One of the most important personal rituals for me is alone time, as I already mentioned. When I get overwhelmed and need immediate decompression, I meditate. For a bigger thing, I spend time with myself doing work, emails, creative things, or just some silly things, but it's more about just being alone (only child much? haha). It's ridiculous — I re-emerge as a new person, suddenly I'm all kind and nice, ready to give all the energy back. As a pre-show thing though, I always have some caffeine to pump me up, it's a must!

Not even so much a mental health thing, but rather that artists are these mystical beings that create only when muse and inspiration strikes. That's far from the truth, at least for me and a lot of my friends that work in the industry. In actuality, it's about showing up, creating daily. Interestingly, the routine fuels and gives even more creativity — topics to write about, melodies, perspectives. Creativity flourishes, it's not a finite resource.

If I could give advice to my younger self about balancing creativity and mental health… I’d say I’m still figuring it out. Still searching for my own work-life balance — be it a creative one, or the more music-business aspect. I don't have much downtime. I feel like I live in it. My partner is also a musician, so it's a constant — but I don't mind it!».

Talking to Aiko didn’t feel like an interview. It felt like a quiet, honest check-in with someone who’s learning, like all of us, how to stay afloat while doing the thing she loves.

What she shared — and how openly she shared it — reminded me why conversations like this matter. Because while we praise artists for their vulnerability, we often forget the cost of being open in public. It’s crucial that creatives speak about what’s really going on — not just the process, but the pressure, the loneliness, the emotional labor.
This helps dismantle the old myth that art has to come from suffering.
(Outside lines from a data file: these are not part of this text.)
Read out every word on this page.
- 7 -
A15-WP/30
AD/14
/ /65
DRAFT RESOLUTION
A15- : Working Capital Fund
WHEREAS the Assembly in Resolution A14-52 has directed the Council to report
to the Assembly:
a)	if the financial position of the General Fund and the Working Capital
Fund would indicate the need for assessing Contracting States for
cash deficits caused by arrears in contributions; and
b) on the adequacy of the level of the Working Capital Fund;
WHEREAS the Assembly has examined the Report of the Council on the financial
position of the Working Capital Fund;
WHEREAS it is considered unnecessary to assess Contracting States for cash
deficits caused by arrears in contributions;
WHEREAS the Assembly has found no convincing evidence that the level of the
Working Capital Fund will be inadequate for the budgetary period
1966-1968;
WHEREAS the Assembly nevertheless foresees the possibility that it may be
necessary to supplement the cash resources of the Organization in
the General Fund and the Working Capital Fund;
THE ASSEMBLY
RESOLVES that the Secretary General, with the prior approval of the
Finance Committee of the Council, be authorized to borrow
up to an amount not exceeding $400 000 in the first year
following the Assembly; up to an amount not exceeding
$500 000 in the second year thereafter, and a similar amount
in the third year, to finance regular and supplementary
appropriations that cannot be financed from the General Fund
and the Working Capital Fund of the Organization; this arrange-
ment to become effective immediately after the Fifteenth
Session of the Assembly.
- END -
That the more broken you are, the better the work. That drama fuels genius. It doesn’t.

With the rise of social media, pressure is everywhere — and it affects everyone. Public figures read everything said about them. Viewers, followers, random commenters aren’t just watching the creative process anymore — they’re actively shaping it. That’s why we need more awareness on both sides of the screen.

Yes, artists need emotional resilience — but not to survive abuse. They need it to do their job well. To keep creating. To stay connected to the reason they started in the first place.

And we, as the audience, need to take some responsibility too. Not to turn someone else’s honesty into a punching bag. There’s always a real human behind the username. And caring for mental health isn’t just about “how I feel” — it’s also about “how I make others feel.”

That’s why we publish pieces like this. Not to romanticize pain. But to notice it.
Hold space for it. And remind each other: being human is not a flaw — it’s the point.

That, I think, is the real takeaway.